Nous étions attablés dans le jardin, avec mon frangin et ma belle-soeur et nous occupions notre temps à trouver un prénom au cabot. Je me rappelle de Mouf, qui nous a bien fait rire et c'était la moins pitoyable des inventions... Et Momo a préféré quelque chose de plus ordinaire : Jessie... sur je ne sais quelle inspiration. Avec l'usage, ça s'est transformé en Tessie, un prénom qui a duré 12 ans.
Mais je persistais avec Chien-Chien.
Elle est donc arrivée sur quatre pattes, comme il se doit pour ce genre de bestiole... bien que la Minouchette qui avait été livrée quelques mois auparavant évoluait de la même façon alors qu'elle est de la race des deux pattes.
C'était touchant de les voir rampant et bavant sur la plage des Minimes, l'une en train de faire des pâtés de sable, l'autre en train de batifoler de tous les côtés...
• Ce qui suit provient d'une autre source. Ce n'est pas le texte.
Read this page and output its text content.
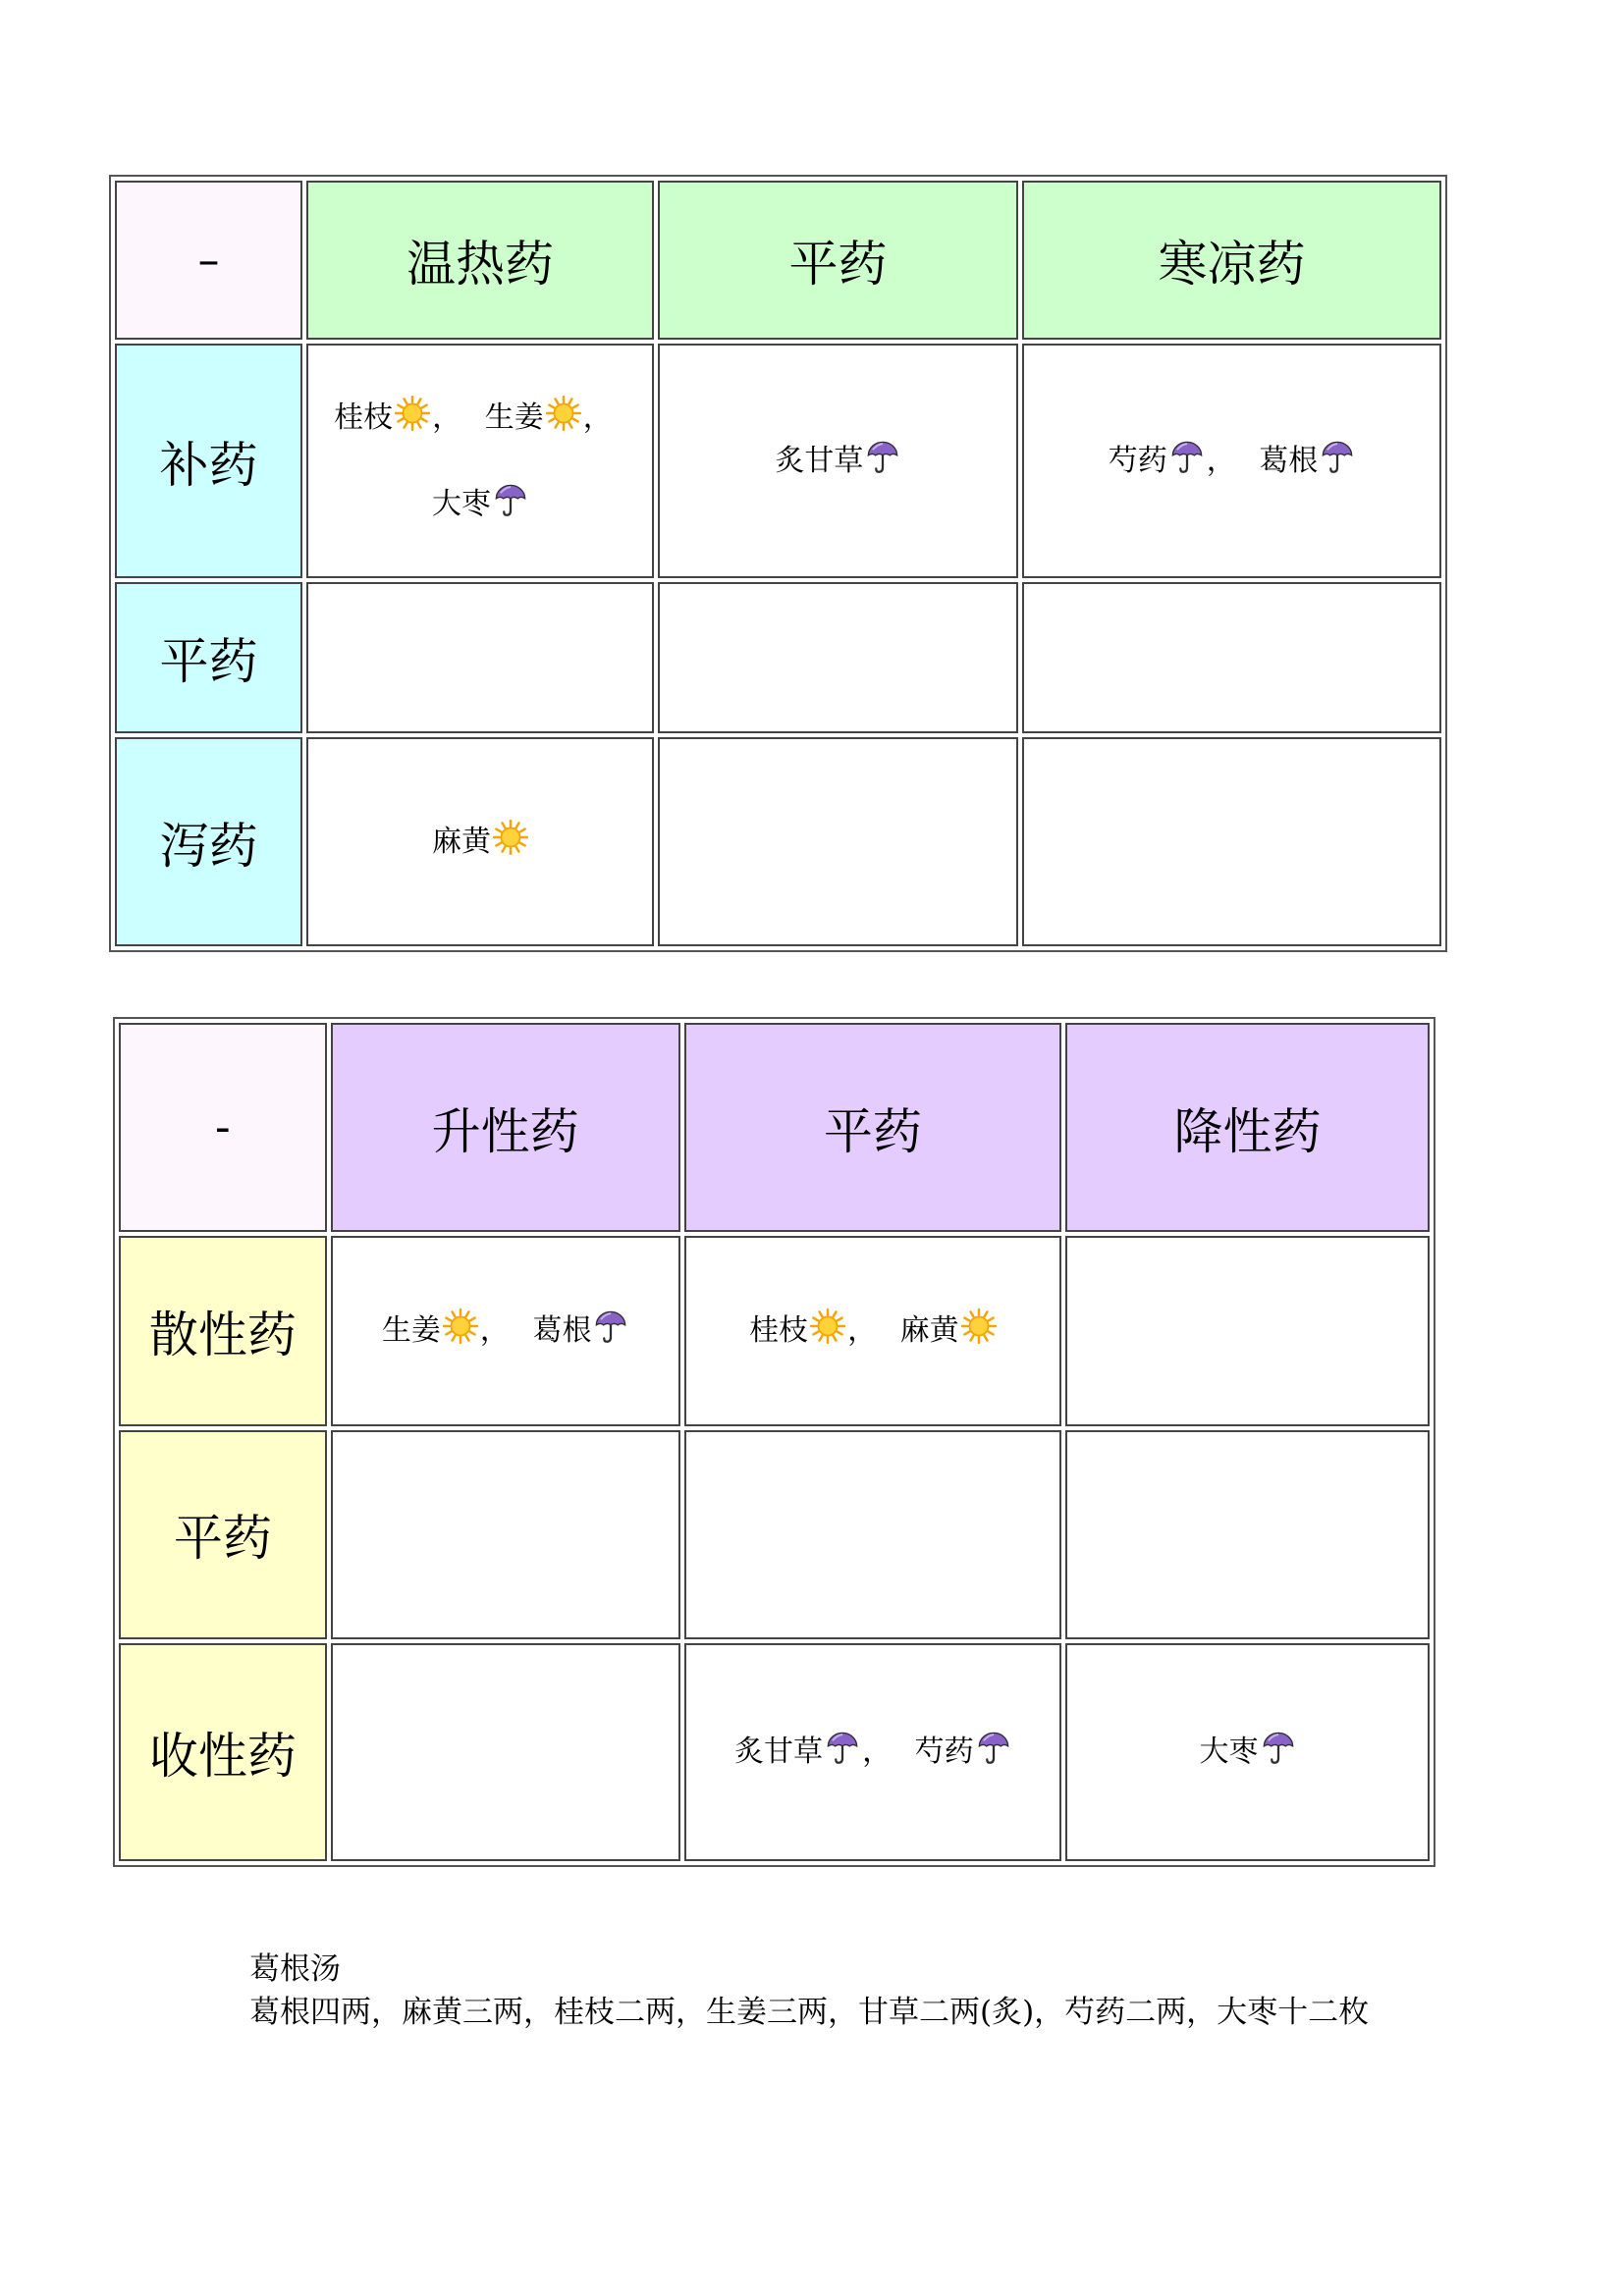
–	温热药	平药	寒凉药
补药	桂枝 ， 生姜 ， 大枣	炙甘草	芍药 ， 葛根
平药			
泻药	麻黄		
-	升性药	平药	降性药
散性药	生姜 ， 葛根	桂枝 ， 麻黄	
平药			
收性药		炙甘草 ， 芍药	大枣

葛根汤

葛根四两，麻黄三两，桂枝二两，生姜三两，甘草二两(炙)，芍药二两，大枣十二枚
Elle était marrante, cette chienne, avec ses taches noires autour des yeux, on aurait dit un raton laveur. Elle vous regardait et j'imaginais qu'elle souriait avec un air à déconner...
Espiègle, elle l'était ! Les parents la laissaient courir sans laisse dans les grands espaces, à la campagne, sur la côte, le long des canaux, dans les bois, dans les salines... Elle détalait à fond de train lorsque je la défiais au sprint, la langue pendante, les oreilles couchées, le râble hérissé, la queue en panache, tous les pistons en action sous sa fourrure... Elle s'en donnait à coeur-joie...
Mais voilà... son instinct de chasseresse intact, elle coursait tout ce qui ressemblait à du gibier... du mouton aux grenouilles, en passant par les veaux, les canards, oies, lapins, ragondins, taupes, mulots etc...
Et on pouvait toujours la rattraper, essayer, tout du moins...
Elle nous voyait nous remuer derrière elle, Momo criait son nom en agitant son bâton de marche et je pataugeais dans la boue en comptant lui mettre la main dessus alors qu'elle plantait ses crocs de loup des neiges dans les cuisseaux de bétail. Elle décidait soudain d'abandonner les bovins à leur panique et de m'attendre, le museau posé sur le sol entre ses pattes, la queue frétillante et le regard en coin, et dès que j'arrivais à une distance critique, elle filait comme une fusée. Elle aurait poussé un grand éclat de rire au même instant que ça ne m'aurait pas étonné.
J'étais furax et elle s'amusait comme une folle, la sale bête !
Elle nous réservait d'autres frayeurs en rayon. Lorsque, petite, elle est tombée dans la Boutonne. J'ai dû faire trempette pour la récupérer. Elle a chuté dans le canal de Rompsay également... sans pouvoir remonter sur la berge. Des pêcheurs à la ligne lui ont porté secours. Pire encore... en chassant une chose à poils et à pattes, elle s'est engouffrée dans un buisson sur la falaise du côté de Lauzière... et elle n'a pas pris suffisamment d'élan pour voler. Elle s'est retrouvée sur la table du vétérinaire cousue de toutes parts.
Momo et Gégé la sortaient tous les jours pour sa promenade. Elle pouvait courir au moins 3 ou 4 heures par jour. Elle se dépensait beaucoup et était gratifiée de toute l'attention qu'un couple de retraités pouvait lui prodiguer. Ce qui permettait d'assurer à l'animal un certain équilibre. Tessie était amicale avec tous les humains, des plus grands aux plus petits et avec ses congénères de tous les pédigrées.
En vieillissant, elle perdait de son énergie, semblait plus fatiguée. S'assagissait par la même occasion. Et puis le véto lui a découvert une tumeur qui nécessitait une euthanasie. Elle a fermé ses yeux entourée de Momo et de Nico.
C'était une compagne chérie par tout le monde.